Mit »›Blüten‹ aus dem KZ – Die Falschgeldaktion ›Operation Bernhard‹ im Konzentrationslager Sachsenhausen« hat Florian Osuch, Diplom-Ingenieur für Drucktechnik, ein Buch vorgelegt, dessen Inhalt bereits im Film »Die Fälscher« dargestellt wurde. Die Faschisten zwangen zwischen 1942 und 1944 bis zu 142 jüdische Facharbeiter des grafischen Gewerbes, im Konzentrationslager Sachsenhausen britische Banknoten zu fälschen. Die Produktion der »Blüten« im Wert von insgesamt 134 Millionen Pfund Sterling wurde nach dem Chef der Fälscherwerkstatt, SS-Sturmbannführer Bernhard Krüger, »Operation Bernhard« genannt.

Florian Osuch ist es im Rahmen seiner Recherchen gelungen, Gespräche mit zwei ehemaligen Häftlingen des KZ Sachsenhausen zu führen, die in der Fälscherwerkstatt gearbeitet haben.
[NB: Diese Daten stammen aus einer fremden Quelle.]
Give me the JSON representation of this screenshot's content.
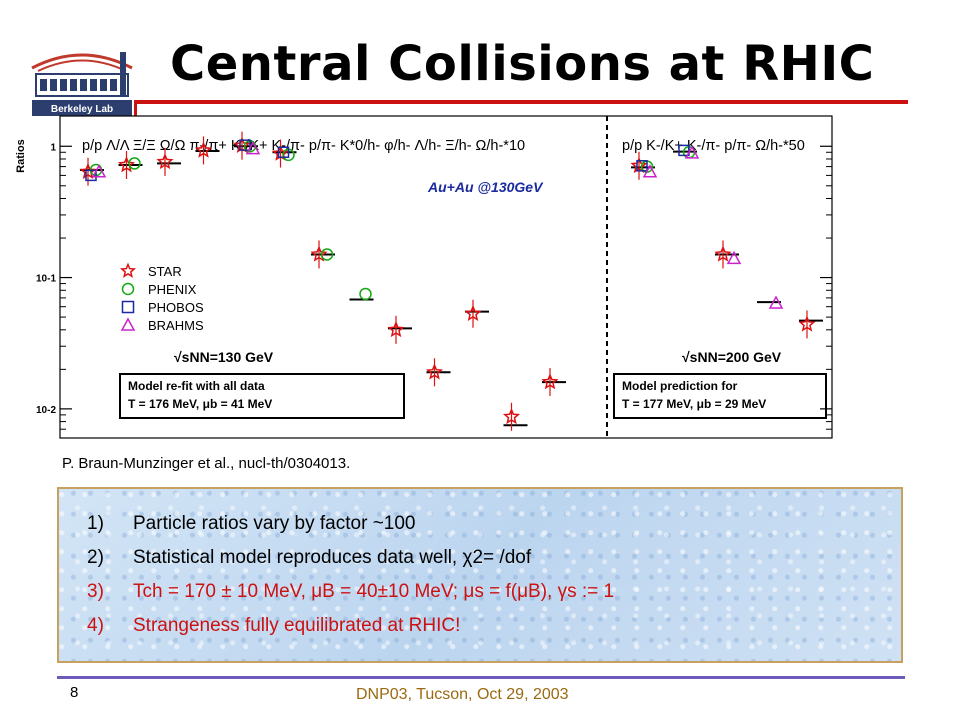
{
  "logo": {
    "text": "Berkeley Lab"
  },
  "title": "Central Collisions at RHIC",
  "citation": "P. Braun-Munzinger et al., nucl-th/0304013.",
  "chart_data": {
    "type": "scatter",
    "ylabel": "Ratios",
    "yscale": "log",
    "ylim": [
      0.006,
      1.7
    ],
    "y_ticks": [
      {
        "value": 1,
        "label": "1"
      },
      {
        "value": 0.1,
        "label": "10-1"
      },
      {
        "value": 0.01,
        "label": "10-2"
      }
    ],
    "panel_left_header": "p/p  Λ/Λ  Ξ/Ξ  Ω/Ω  π-/π+  K-/K+  K-/π-  p/π-  K*0/h-  φ/h-  Λ/h-  Ξ/h-  Ω/h-*10",
    "panel_right_header": "p/p  K-/K+  K-/π-  p/π-  Ω/h-*50",
    "energy_label": "Au+Au @130GeV",
    "legend": [
      "STAR",
      "PHENIX",
      "PHOBOS",
      "BRAHMS"
    ],
    "left_panel": {
      "sqrt_label": "√sNN=130 GeV",
      "model_box": [
        "Model re-fit with all data",
        "T = 176 MeV,    μb = 41 MeV"
      ],
      "model": [
        0.66,
        0.72,
        0.74,
        0.92,
        1.0,
        0.9,
        0.15,
        0.068,
        0.041,
        0.019,
        0.055,
        0.0075,
        0.016
      ],
      "series": [
        {
          "name": "STAR",
          "points": [
            [
              0,
              0.64
            ],
            [
              1,
              0.72
            ],
            [
              2,
              0.76
            ],
            [
              3,
              0.93
            ],
            [
              4,
              1.01
            ],
            [
              5,
              0.88
            ],
            [
              6,
              0.15
            ],
            [
              8,
              0.04
            ],
            [
              9,
              0.019
            ],
            [
              10,
              0.053
            ],
            [
              11,
              0.0087
            ],
            [
              12,
              0.016
            ]
          ]
        },
        {
          "name": "PHENIX",
          "points": [
            [
              0,
              0.66
            ],
            [
              1,
              0.74
            ],
            [
              4,
              1.0
            ],
            [
              5,
              0.86
            ],
            [
              6,
              0.15
            ],
            [
              7,
              0.075
            ]
          ]
        },
        {
          "name": "PHOBOS",
          "points": [
            [
              0,
              0.6
            ],
            [
              4,
              1.02
            ],
            [
              5,
              0.9
            ]
          ]
        },
        {
          "name": "BRAHMS",
          "points": [
            [
              0,
              0.64
            ],
            [
              4,
              0.96
            ]
          ]
        }
      ]
    },
    "right_panel": {
      "sqrt_label": "√sNN=200 GeV",
      "model_box": [
        "Model prediction for",
        "T = 177 MeV,    μb = 29 MeV"
      ],
      "model": [
        0.69,
        0.91,
        0.15,
        0.065,
        0.047
      ],
      "series": [
        {
          "name": "STAR",
          "points": [
            [
              0,
              0.71
            ],
            [
              2,
              0.15
            ],
            [
              4,
              0.044
            ]
          ]
        },
        {
          "name": "PHENIX",
          "points": [
            [
              0,
              0.7
            ],
            [
              1,
              0.9
            ]
          ]
        },
        {
          "name": "PHOBOS",
          "points": [
            [
              0,
              0.71
            ],
            [
              1,
              0.93
            ]
          ]
        },
        {
          "name": "BRAHMS",
          "points": [
            [
              0,
              0.64
            ],
            [
              1,
              0.89
            ],
            [
              2,
              0.14
            ],
            [
              3,
              0.064
            ]
          ]
        }
      ]
    }
  },
  "points": [
    {
      "num": "1)",
      "text": "Particle ratios vary by factor ~100"
    },
    {
      "num": "2)",
      "text": "Statistical model reproduces data well, χ2= /dof"
    },
    {
      "num": "3)",
      "text": "Tch = 170 ± 10 MeV, μB = 40±10 MeV; μs = f(μB), γs := 1"
    },
    {
      "num": "4)",
      "text": "Strangeness fully equilibrated at RHIC!"
    }
  ],
  "footer": {
    "page": "8",
    "text": "DNP03, Tucson, Oct 29, 2003"
  },
  "colors": {
    "star": "#dd1111",
    "phenix": "#11aa11",
    "phobos": "#1a2aa0",
    "brahms": "#cc22cc",
    "title_rule": "#cc1111",
    "footer": "#9a6a10"
  }
}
In seinem Buch geht er erstmals auf die historisch-politische Dimension der Fälscherwerkstatt ein und beschreibt den Widerstand der Drucker und Graveure unter den Bedingungen der KZ-Haft. So versuchten die Mitarbeiter der Falschgeldwerkstatt, die zum Teil bereits zuvor im antifaschistischen Widerstand aktiv gewesen waren, die »Operation Bernhard« zu sabotieren, was bei Enttarnung zur sofortigen Exekution geführt hätte.
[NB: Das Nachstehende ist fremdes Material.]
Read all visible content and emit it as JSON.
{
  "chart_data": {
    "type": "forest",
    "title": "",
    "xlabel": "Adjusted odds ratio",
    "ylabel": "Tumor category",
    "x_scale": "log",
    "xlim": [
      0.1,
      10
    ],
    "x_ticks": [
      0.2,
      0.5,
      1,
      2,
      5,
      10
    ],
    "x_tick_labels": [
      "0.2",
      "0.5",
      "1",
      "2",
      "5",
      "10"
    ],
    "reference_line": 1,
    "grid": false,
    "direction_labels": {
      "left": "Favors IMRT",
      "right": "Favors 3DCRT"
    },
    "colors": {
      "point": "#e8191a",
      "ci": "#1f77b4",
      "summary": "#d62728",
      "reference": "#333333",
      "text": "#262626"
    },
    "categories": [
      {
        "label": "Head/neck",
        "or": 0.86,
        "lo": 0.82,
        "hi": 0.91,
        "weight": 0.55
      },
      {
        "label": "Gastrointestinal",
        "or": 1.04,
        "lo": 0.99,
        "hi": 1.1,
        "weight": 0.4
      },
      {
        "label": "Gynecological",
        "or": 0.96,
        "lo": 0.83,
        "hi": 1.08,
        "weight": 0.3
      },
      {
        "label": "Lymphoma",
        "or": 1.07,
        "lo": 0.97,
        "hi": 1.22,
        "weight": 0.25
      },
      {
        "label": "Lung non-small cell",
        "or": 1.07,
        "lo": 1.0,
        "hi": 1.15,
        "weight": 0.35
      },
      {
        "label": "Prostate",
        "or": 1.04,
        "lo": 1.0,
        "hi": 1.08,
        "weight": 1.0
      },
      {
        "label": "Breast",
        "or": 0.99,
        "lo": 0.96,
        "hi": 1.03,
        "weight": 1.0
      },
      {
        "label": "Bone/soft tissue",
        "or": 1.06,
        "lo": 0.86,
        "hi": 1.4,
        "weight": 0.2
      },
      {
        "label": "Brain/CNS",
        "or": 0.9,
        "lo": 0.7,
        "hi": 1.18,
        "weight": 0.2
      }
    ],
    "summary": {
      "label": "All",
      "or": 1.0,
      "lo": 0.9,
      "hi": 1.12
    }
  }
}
Im ausführlichen Anhang des Buches sind neben einem detaillierten Literaturverzeichnis auch persönliche Erklärungen von Opfern und Tätern sowie ein Interview dokumentiert, das Osuch mit dem KZ-Häftling Adolf Burger, dessen Geschichte 2006 im Spielfilm »Die Fälscher« aufbereitet wurde, für die Tageszeitung junge Welt geführt hat.

Wie im Westen der Bundesrepublik üblich, fand eine juristische Aufarbeitung der »Operation Bernhard« nicht statt, konstatiert Osuch. Nach bisherigem Erkenntnisstand habe sich nicht ein einziger der Naziverbecher, die die Falschgeldproduktion und die Ermordung daran beteiligter kranker Häftlinge betrieben, vor Gericht verantworten müssen.

» ›Blüten‹ aus dem KZ« ermöglicht den Lesern einen interessanten Einblick in einen speziellen Bereich des antifaschistischen Widerstandes. Osuch verzichtet auf überflüssige Kommentare und stellt die Geschichte der an der »Operation Bernhard« gezwungenermaßen beteiligten Häftlinge mittels einer Fülle an Informationen dar, die auch den historischen Kontext erhellen. Das Buch bezeugt einmal mehr, dass es Menschen gab, die bereit waren Widerstand gegen die nazistische Barbarei auch unter den widrigsten Bedingungen und unter Einsatz Ihres eigenen Lebens zu leisten. Damit, dass er ihre Geschichte festgehalten hat, zollt Florian Osuch ihnen den unabdingbaren Respekt, der ihnen weiter gebührt.